A las 17.30 de la tarde, media hora antes de inicio de las concentraciones, el megáfono ya estaba a pleno rendimiento en la plaza de la Villa de París: “Un hipotecado es un esclavizado”, “tenemos la solución, los banqueros a prisión”, “el oro del banquero, la sangre del obrero”, “hay gritos en la calle y no le importa a nadie”. Había entonces 200 o 300 personas en pie bajo la llovizna frente a la fachada del Supremo blindada por agentes de la Policía Nacional. Llegó entonces Ángel Vázquez, Ángelo el titiritero, una institución en todas las movilizaciones a favor de las causas sociales en España desde hace más de veinte años. “De lo que se trata es de renovar eso de ahí dentro”, dice señalando el alto tribunal. Esgrime sus razones, entre ellas la supuesta pertenencia de muchos jueces al Opus Dei. Levanta sus carteles, en los que hay un dibujo de El Roto presente en muchas de las pancartas: “La justicia es igual para todos, las sentencias no”.
A las seis de la tarde ya ondean debajo banderas republicanas frente a la bandera constitucional que preside el Supremo. Gonzalo Ávila, jubilado, cree que el hastío español es un estado de ánimo larvado en el capitalismo. “¿Hay democracia? La hay como caricatura. Lo importante no se toca nunca. Ni es compatible democracia con capitalismo ni lo es con monarquía hereditaria, pero hay que reconocerles que el mecanismo es perfecto”. “Los bancos dirigen el país”, interrumpe Antonio Fernández Villanueva. Ángeles Montes utiliza una palabra recurrente en más manifestantes: paciencia. “La de los españoles parece infinita, pero no lo es. Se pasan una y otra vez, y a veces de un modo que no queda otra que salir a la calle”. Entre gritos de “detrás de los agentes, están los delincuentes” y “en este tribunal, todo huele mal”, Hilario Montero pide la palabra: “No hemos descubierto nada, pero lo hemos visto de forma muy cruda: la sumisión del poder político al poder económico, que alcanza a la justicia”. Esther Ruiz Barrera pregunta a este periodista cuántas hipotecas les han pagado los bancos a los magistrados. “¿De eso está usted segura?”. “Si no es así, se le parece mucho”, zanja Elisa González, una mujer de mediana edad que cree que España está a punto de decir otra vez, como en 2011, basta ya.
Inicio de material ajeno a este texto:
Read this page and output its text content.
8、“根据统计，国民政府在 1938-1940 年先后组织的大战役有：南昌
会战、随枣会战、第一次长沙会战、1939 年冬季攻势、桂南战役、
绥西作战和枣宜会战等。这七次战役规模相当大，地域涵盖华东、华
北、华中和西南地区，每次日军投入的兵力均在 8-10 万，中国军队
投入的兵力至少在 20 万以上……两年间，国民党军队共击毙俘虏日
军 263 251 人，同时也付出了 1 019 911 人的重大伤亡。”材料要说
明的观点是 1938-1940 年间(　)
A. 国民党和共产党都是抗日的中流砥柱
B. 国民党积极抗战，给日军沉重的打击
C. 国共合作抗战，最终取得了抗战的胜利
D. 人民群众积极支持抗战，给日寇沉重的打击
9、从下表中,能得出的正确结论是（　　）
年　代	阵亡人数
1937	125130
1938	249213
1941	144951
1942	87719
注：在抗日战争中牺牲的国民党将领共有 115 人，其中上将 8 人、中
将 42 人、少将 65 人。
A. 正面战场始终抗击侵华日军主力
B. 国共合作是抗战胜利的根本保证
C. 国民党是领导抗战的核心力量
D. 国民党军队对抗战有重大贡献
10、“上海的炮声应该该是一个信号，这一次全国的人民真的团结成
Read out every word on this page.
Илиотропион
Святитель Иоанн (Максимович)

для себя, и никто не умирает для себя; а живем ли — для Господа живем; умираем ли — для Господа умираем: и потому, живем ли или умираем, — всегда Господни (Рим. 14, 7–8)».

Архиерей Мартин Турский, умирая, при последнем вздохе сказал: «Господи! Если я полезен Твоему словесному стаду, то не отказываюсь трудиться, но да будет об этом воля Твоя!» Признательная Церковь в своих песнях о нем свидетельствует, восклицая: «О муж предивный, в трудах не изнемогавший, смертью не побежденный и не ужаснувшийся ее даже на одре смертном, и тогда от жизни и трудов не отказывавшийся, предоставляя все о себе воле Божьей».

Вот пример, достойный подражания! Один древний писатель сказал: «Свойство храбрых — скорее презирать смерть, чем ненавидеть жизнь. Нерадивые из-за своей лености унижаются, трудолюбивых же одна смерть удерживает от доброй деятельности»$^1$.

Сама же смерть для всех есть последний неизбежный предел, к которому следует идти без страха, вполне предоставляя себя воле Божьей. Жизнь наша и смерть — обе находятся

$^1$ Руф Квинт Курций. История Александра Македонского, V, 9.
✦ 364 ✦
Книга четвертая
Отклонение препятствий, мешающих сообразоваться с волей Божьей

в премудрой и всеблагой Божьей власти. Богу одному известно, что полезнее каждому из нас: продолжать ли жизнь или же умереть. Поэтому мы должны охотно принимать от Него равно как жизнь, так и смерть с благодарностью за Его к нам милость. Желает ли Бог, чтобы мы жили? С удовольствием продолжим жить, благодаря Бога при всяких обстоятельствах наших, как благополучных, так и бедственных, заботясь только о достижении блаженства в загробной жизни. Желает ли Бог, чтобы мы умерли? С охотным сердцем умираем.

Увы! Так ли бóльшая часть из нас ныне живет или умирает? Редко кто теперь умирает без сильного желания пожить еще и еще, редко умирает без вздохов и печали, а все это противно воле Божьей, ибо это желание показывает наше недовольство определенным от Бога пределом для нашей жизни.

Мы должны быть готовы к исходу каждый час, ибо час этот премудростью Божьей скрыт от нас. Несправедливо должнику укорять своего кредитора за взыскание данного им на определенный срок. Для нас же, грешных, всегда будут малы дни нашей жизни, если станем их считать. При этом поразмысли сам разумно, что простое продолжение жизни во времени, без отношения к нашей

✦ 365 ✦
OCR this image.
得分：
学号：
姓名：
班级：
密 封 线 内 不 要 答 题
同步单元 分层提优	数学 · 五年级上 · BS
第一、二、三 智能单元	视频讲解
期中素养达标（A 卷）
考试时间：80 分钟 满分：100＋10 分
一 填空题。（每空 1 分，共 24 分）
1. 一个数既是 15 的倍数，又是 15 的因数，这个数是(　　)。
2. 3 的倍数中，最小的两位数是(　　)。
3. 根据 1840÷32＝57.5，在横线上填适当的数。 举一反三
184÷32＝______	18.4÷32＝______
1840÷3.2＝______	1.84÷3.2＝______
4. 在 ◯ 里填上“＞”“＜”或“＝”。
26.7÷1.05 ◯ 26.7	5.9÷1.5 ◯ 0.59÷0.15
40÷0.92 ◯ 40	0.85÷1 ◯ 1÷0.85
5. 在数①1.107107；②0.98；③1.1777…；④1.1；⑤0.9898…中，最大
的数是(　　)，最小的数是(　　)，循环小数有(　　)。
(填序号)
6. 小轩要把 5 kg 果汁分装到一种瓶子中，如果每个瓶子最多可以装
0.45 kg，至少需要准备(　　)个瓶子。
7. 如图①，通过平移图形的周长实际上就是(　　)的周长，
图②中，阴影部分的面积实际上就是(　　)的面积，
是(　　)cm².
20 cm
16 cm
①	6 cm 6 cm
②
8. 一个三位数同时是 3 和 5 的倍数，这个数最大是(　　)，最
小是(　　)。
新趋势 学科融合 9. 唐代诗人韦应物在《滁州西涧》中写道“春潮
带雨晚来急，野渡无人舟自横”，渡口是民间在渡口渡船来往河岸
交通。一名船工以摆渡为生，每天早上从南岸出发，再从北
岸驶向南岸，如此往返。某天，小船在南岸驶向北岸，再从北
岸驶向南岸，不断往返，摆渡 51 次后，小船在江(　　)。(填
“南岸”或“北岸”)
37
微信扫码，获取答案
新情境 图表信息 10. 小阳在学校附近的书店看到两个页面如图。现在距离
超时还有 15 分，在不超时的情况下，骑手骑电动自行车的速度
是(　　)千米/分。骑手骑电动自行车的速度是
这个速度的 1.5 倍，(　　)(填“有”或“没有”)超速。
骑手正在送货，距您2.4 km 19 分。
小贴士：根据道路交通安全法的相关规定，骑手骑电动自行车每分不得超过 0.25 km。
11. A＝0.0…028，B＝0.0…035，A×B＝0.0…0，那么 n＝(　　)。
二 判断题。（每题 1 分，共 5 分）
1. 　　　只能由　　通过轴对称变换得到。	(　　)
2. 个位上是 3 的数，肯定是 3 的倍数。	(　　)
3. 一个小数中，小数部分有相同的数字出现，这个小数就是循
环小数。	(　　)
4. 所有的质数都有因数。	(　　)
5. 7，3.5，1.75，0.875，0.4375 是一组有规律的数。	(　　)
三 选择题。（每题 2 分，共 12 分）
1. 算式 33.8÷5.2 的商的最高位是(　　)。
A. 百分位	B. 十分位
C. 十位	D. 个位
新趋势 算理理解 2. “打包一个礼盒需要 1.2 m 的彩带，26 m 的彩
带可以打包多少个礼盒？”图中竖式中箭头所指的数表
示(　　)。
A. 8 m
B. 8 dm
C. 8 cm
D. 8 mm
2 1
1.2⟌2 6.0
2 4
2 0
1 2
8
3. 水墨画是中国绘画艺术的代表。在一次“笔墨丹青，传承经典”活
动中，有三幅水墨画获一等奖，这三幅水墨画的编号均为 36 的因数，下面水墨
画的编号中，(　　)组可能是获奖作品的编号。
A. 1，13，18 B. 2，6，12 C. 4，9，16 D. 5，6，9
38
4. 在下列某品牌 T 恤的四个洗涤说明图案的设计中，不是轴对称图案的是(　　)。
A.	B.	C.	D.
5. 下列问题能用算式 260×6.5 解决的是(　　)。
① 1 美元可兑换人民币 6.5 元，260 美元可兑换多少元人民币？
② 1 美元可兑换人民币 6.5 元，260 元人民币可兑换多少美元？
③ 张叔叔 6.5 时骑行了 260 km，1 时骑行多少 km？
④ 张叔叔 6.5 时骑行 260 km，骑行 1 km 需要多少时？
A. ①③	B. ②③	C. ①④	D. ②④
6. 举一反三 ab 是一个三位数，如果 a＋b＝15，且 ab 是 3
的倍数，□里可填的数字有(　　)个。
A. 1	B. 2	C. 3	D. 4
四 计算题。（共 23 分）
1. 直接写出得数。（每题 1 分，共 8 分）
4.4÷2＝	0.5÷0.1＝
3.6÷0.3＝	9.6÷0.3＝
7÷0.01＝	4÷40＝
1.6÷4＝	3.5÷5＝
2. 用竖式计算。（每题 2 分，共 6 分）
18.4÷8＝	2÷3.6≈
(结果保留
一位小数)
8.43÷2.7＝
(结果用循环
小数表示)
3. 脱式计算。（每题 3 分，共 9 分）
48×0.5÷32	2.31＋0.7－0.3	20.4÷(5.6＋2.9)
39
El informe que publica hoy EL PAÍS desentierra la fragilidad de la confianza de los ciudadanos respecto sus élites, la distancia de una sociedad alejada de sus gobernantes en el diagnóstico sobre la crisis y las consecuencias de esta, que han dejado por abrumadora mayoría a los ciudadanos mirando con sospecha a sus instituciones y cargando sobre ellas la responsabilidad de que no haya, diez años después, optimismo en encontrar la salida. En la manifestación de ayer en Madrid había muchos más viejos que jóvenes, pensionistas que en los últimos años han sido los que han mantenido la calle alerta y movilizada. Gente como Bernardo Domínguez, salmantino afincado desde hace cuarenta años en Madrid, que dice que las cosas no van a cambiar, pero de lo que se trata es de pelear para fingir que se puede hacer. Sonríe y habla del “desencanto”, contraponiéndolo a la rabia necesaria para evitar un país deprimido. Esa España rabiosa y desencantada que vio este sábado cómo se hacía de noche sobre el edificio del Tribunal Supremo y bajaban de golpe las temperaturas, recordó por un momento, apenas dos horas, a aquella del 15-M que empezó a quebrar el bipartidismo y conformó en el imaginario popular la idea de que si los escándalos y la impunidad no podían evitarse, lo que al menos se podía hacer era señalarlos.